Амберто молчал. Кружка в его руках остывала, и он, чтобы чем-то занять руки, сделал глоток. Чай был горьковатым, с привкусом полыни — старый инквизитор явно предпочитал травяные сборы, а не привычную заварку.

— Иван, — сказал он наконец, — он не был... он не хотел...

— Что — не хотел? — Клаус посмотрел на него спокойно, без осуждения. — Открывать врата? Приносить вас в жертву? Может быть и не хотел. Мы уже не спросим.

Он отложил бумаги, сложил руки на столе.

— Ваша группа, господин де Соммерсет, сделала то, что должна была сделать инквизиция. Мы это признаём. И, — он усмехнулся, и в этой усмешке, невесёлой, кривой, не было насмешки, — мы это ценим.

Он достал из ящика стола пачку бумаг, перетянутых бечёвкой, и толстый кожаный кошель. Кошель глухо стукнул о дерево, и Амберто, глядя на него, чувствовал, как внутри, там, где ещё недавно пульсировал страх, разливается странное, тяжёлое спокойствие.

— Что это? — спросил он, хотя уже догадывался.

— Компенсация, — Клаус развязал бечёвку, разложил бумаги. — Документы на приют «Лазурный утёс» и шахты с залежами lapis ignifer, Амберто поднял бровь, а старый инквизитор вздохнул. Залежами огневика, если говорить проще. От имени Империи, с печатью и подписью. Дом Змеи, — он помолчал, и в его тоне, обычно ровном, проскользнуло что-то, похожее на удовлетворение, — допустил серьёзные нарушения. Их активы конфискуются. Передаются тем, кто проявил себя в защите порядка.

Амберто взял бумаги, развернул. Герб Империи в виде двуглавого грифона, печать канцелярии, подпись — разборчивую, каллиграфическую. Всё было настоящим.

— Почему нам? — спросил он, и слова его, надорванные, прозвучали глухо. — Почему не дому Петуха? Не городу?

— Потому что дому Петуха, — Клаус усмехнулся, — и так хорошо. А вы, наследник Сокола, едете на север. В родную долину. Вам, я думаю, будет приятнее вернуться не побитым беглецом, которого выгнали из академии, а... — он поднял глаза, и Амберто увидел в них что-то, похожее на понимание, — человеком, который принёс пользу своему дому. И Империи.

Амберто сжал бумаги. Пальцы дрожали, но он не мог, не хотел их отпускать.

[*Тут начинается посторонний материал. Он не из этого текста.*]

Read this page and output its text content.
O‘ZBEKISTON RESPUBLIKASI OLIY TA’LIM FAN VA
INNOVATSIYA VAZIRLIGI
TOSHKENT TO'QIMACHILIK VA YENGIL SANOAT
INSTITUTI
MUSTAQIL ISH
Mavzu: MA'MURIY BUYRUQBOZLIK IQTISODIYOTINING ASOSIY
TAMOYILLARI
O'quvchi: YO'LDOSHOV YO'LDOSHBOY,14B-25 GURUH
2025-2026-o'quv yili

— Что-то ещё? — спросил он, и в его тоне, против воли, проскользнула та же сталь, что звучала у отца, когда тот принимал решения, от которых зависели жизни.

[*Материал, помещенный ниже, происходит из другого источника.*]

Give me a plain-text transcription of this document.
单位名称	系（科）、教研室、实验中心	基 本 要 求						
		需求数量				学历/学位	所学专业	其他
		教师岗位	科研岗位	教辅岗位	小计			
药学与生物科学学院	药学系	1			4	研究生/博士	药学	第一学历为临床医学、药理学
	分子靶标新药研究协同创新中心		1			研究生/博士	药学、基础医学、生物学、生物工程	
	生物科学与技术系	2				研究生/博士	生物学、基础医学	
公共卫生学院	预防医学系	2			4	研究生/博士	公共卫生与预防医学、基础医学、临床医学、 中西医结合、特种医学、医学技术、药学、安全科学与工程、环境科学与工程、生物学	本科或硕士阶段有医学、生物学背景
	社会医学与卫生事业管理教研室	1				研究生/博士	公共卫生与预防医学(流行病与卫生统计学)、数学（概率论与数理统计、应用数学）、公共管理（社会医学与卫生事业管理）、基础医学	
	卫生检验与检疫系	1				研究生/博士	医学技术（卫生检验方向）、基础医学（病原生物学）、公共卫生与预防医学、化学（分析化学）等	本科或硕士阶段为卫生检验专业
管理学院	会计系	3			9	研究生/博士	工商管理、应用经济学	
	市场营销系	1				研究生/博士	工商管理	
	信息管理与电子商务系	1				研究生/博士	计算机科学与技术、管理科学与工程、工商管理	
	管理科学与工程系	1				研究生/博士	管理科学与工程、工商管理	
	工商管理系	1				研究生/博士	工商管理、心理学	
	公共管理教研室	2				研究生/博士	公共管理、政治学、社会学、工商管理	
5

— Есть одна просьба, — Клаус сказал это буднично, но Амберто заметил, как его пальцы, лежавшие на столе, чуть напряглись. — Мастер Иван, погибший при исполнении... Он сделал много для города. Люди его знали. Уважали. Будет лучше, если все узнают, что он отдал жизнь, чтобы остановить культистов. А не... — он сделал паузу, подбирая слова, — не то, что было на самом деле.

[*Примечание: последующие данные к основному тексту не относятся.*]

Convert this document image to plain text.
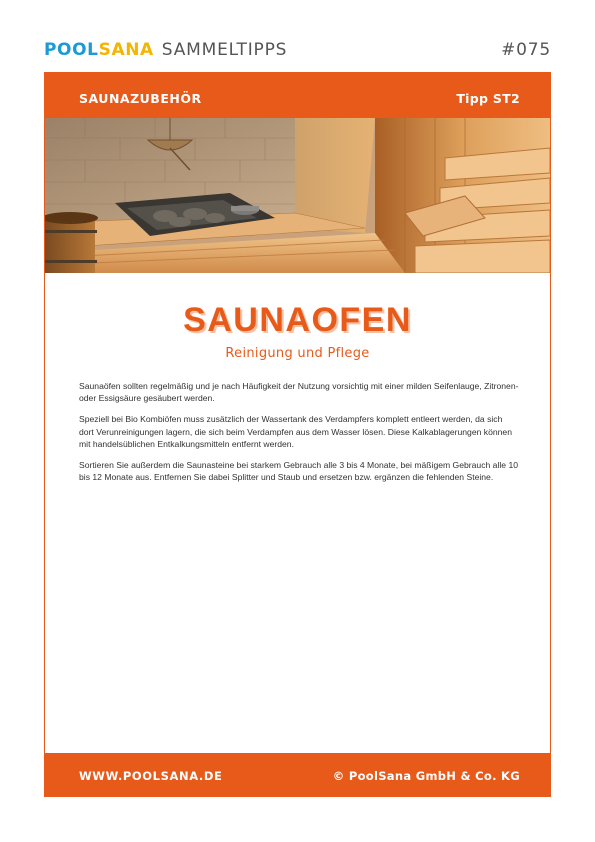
POOLSANA SAMMELTIPPS	#075
SAUNAZUBEHÖR	Tipp ST2
SAUNAOFEN
Reinigung und Pflege

Saunaöfen sollten regelmäßig und je nach Häufigkeit der Nutzung vorsichtig mit einer milden Seifenlauge, Zitronen- oder Essigsäure gesäubert werden.

Speziell bei Bio Kombiöfen muss zusätzlich der Wassertank des Verdampfers komplett entleert werden, da sich dort Verunreinigungen lagern, die sich beim Verdampfen aus dem Wasser lösen. Diese Kalkablagerungen können mit handelsüblichen Entkalkungsmitteln entfernt werden.

Sortieren Sie außerdem die Saunasteine bei starkem Gebrauch alle 3 bis 4 Monate, bei mäßigem Gebrauch alle 10 bis 12 Monate aus. Entfernen Sie dabei Splitter und Staub und ersetzen bzw. ergänzen die fehlenden Steine.

WWW.POOLSANA.DE	© PoolSana GmbH & Co. KG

Амберто молчал. В голове, в такт сердцу, билась одна мысль: «Они хотят, чтобы мы врали. Чтобы Иван стал героем. Чтобы никто не узнал, что он покрывал их. Что он...» Что он? Что он хотел? Остановить? Использовать? Или просто не мог поверить, что те, с кем он играл в опасную игру, пойдут так далеко без его поводка?

— Вы не отвечаете, — сказал Клаус, и в его словах не было давления, только усталая констатация. — Я понимаю. Это тяжело. Но, поверьте старому инквизитору: иногда ложь — это милосердие. И для живых, и для мёртвых.

— А Драган? — спросил Амберто, и вопрос этот вырвался раньше, чем он успел подумать. — Наёмник. Что с ним?

Клаус посмотрел на него долгим, тяжёлым взглядом. В его глазах, живых, цепких, мелькнуло что-то, чему Амберто не сразу нашёл название. Жалость? Понимание? Или просто отстранённость человека, который слишком часто видел смерть и знает цену каждой жизни.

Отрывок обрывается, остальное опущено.